Shooting Stars: Publicity Stills from Early Hollywood and Portraits by Andy Warhol

February 9, 2013April 21, 2013

Left: Photographer unknown, Untitled (Irene Dunne), c. 1927. Gelatin silver print. Image courtesy Corcoran Gallery of Art, Washington, D.C., gift of Robert Hunter, Esq., 1997.11.29. Right: Andy Warhol, Jackie Curtis, 1974. Dye diffusion transfer (Polaroid) print. Corcoran Gallery of Art, Washington, D.C., Gift of the Andy Warhol Foundation for the Visual Arts, Inc., 2008.012.054. © 2012 The Andy Warhol Foundation for the Visual Arts, Inc. / Artists Rights Society (ARS), New York.

Shooting Stars features promotional photographs of early Hollywood film stars alongside Polaroid portraits and black-and-white images by Andy Warhol. Made half a century apart, these two bodies of work illustrate some of theways photographers have contributed to our understanding of celebrity and fame. The exhibition explores the transition from America’s early cinematic star system to the Warholian reinvention of fame, which allowed anyone to become—however briefly—a public personality.

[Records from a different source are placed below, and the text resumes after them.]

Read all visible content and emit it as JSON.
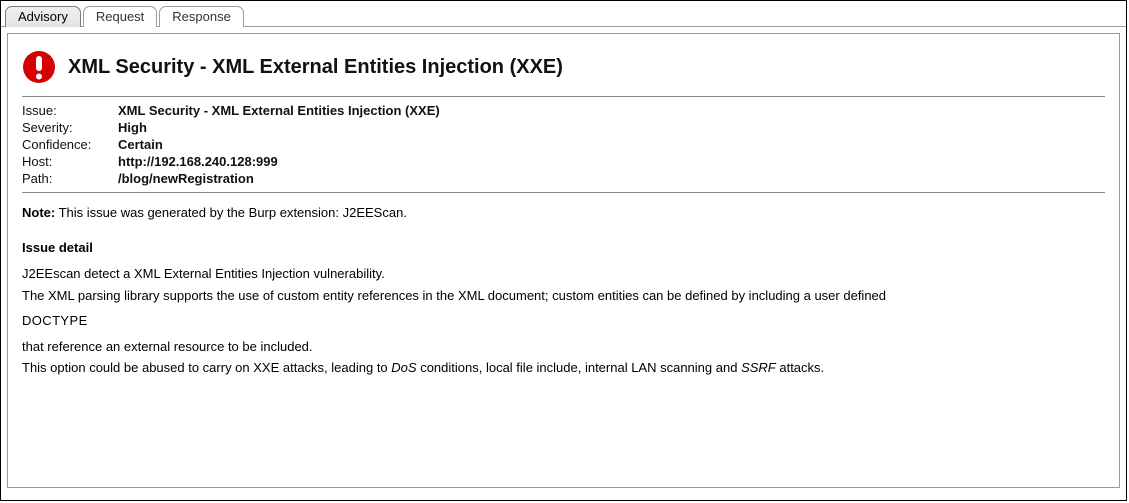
{
  "tabs": [
    {
      "label": "Advisory",
      "active": true
    },
    {
      "label": "Request",
      "active": false
    },
    {
      "label": "Response",
      "active": false
    }
  ],
  "icon_name": "alert-icon",
  "title": "XML Security - XML External Entities Injection (XXE)",
  "meta": {
    "issue_label": "Issue:",
    "issue_value": "XML Security - XML External Entities Injection (XXE)",
    "severity_label": "Severity:",
    "severity_value": "High",
    "confidence_label": "Confidence:",
    "confidence_value": "Certain",
    "host_label": "Host:",
    "host_value": "http://192.168.240.128:999",
    "path_label": "Path:",
    "path_value": "/blog/newRegistration"
  },
  "note": {
    "prefix": "Note:",
    "text": " This issue was generated by the Burp extension: J2EEScan."
  },
  "detail_heading": "Issue detail",
  "detail": {
    "line1": "J2EEscan detect a XML External Entities Injection vulnerability.",
    "line2": "The XML parsing library supports the use of custom entity references in the XML document; custom entities can be defined by including a user defined",
    "doctype": "DOCTYPE",
    "line4": "that reference an external resource to be included.",
    "line5a": "This option could be abused to carry on XXE attacks, leading to ",
    "line5_dos": "DoS",
    "line5b": " conditions, local file include, internal LAN scanning and ",
    "line5_ssrf": "SSRF",
    "line5c": " attacks."
  }
}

During the 1920s heyday of silent cinema through the 1930s introduction of sound and color, studios like MGM and Warner Bros. distributed headshots of actors and still photographs of film sets, promoting their “picture personalities” to a rapt audience. This exhibition includes images of such luminaries as Mary Pickford, Rudolph Valentino, Gloria Swanson, and Lon Chaney—the work of anonymous studio cameramen. In the high-flying 1970s and 1980s, Warhol drew on this same tradition to create his own iconography of fame, making commissioned portraits of aristocrats and businessmen, socialites and politicians, athletes and models. Embracing a liberal notion of celebrity, Warhol used poses and compositions perfected by Hollywood’s silent-film era publicity machine, transforming well-known figures like Senator Ted Kennedy and underground legends like Factory “superstar” Jackie Curtis. Through the lens, Warhol’s subjects became worthy entrants to a decadent pantheon, stars for a starstruck time.

In 2008 the Corcoran Gallery of Art was gifted a significant group of Warhol’s photographs by The Andy Warhol Foundation’s Photographic Legacy Program. The film stills included in this exhibition are principally drawn from the private collection of Robert Hunter, a British fan of silent cinema; they were donated to the Corcoran in 1997.